Medical Treatment of Dizziness
Treatment varies with the individual patient according to the suspected cause and the magnitude and frequency of the symptoms. During an acute spell, suppressant medications such as Antivert or Valium can provide symptomatic relief. These drugs, however, do nothing to cure the problem. But, like treating seasickness, getting symptomatic relief and waiting for the spell to pass may be all that is needed. All of these suppressants can cause drowsiness. Thus, you must be extremely careful with driving and other risky activities because the combination of dizziness with drowsiness can be hazardous. These medications can also slow down natural recovery or impair rehabilitation.
Some patients, who have a particularly stubborn type of dizziness such as the unsteadiness that occurs following a stroke, require physical therapy (vestibular rehabilitation) in order to see improvement.

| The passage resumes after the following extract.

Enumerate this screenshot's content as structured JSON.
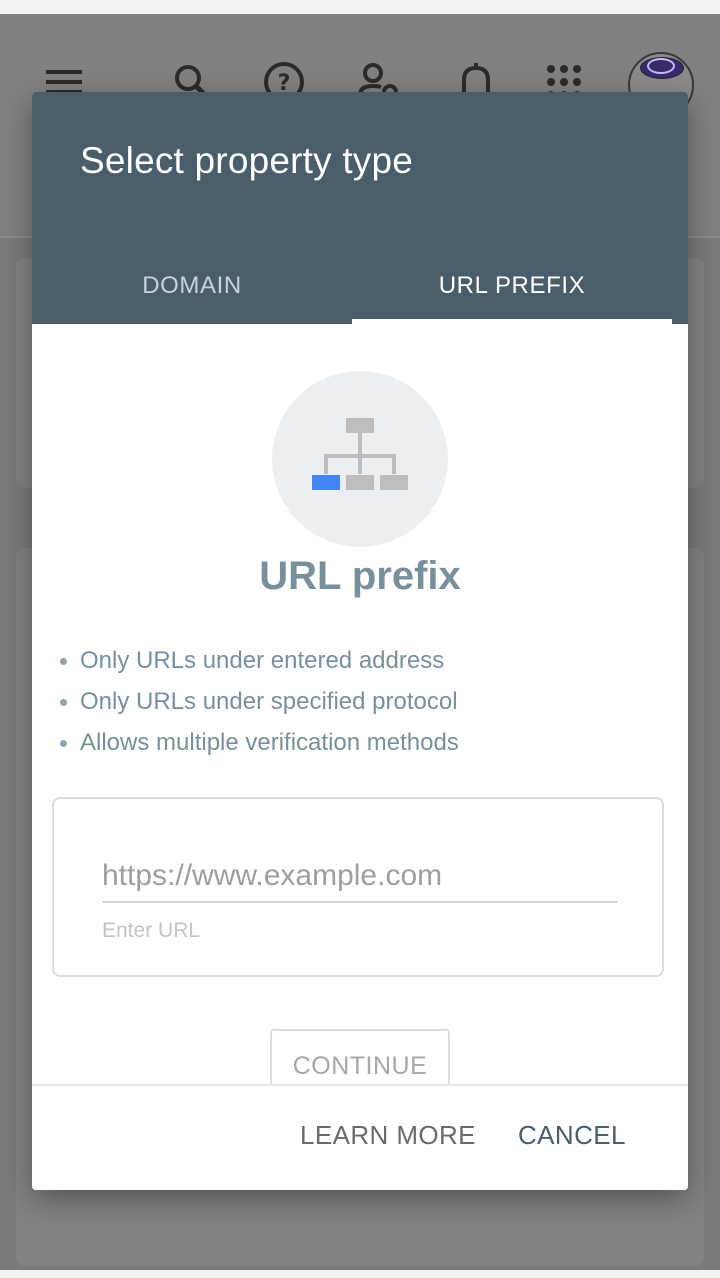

Reduction of Inner Ear Fluid Build-up
Ménière’s disease can often be improved by decreasing the amount of sodium in the inner ear. A very low salt (sodium) diet combined with a water pill (diuretic) that eliminates sodium from the body is usually very effective. If you take water pills, make sure to have blood tests to assure your potassium does not get too low.
Steroids can occasionally help but they may have many side effects. Make sure to discuss this with your doctor.
Inner Ear Injections
For Ménière’s disease and a few other uncommon ear disorders, “transtympanic injections” of medications may be of some benefit. These medications can include steroids to decrease inflammation, or medications, like Gentamicin, which can selectively affect the inner ear. Gentamicin has been used as a way of destroying the inner ear without surgery. In progressive treatments, it can destroy the balance portion of the inner ear, leading to fewer dizzy spells. Gentamicin treatments require several visits in which the medication is placed through a small hole created in the ear drum. Careful monitoring is necessary regarding the amount of medication used because the best dose for each person can vary greatly. However, these treatments can lead to persistent unsteadiness and hearing loss. Thus, these treatments are more often recommended for the elderly or those who already have a significant hearing loss. Also, there is a small risk that the intentional perforation of the eardrum will not heal or may become infected.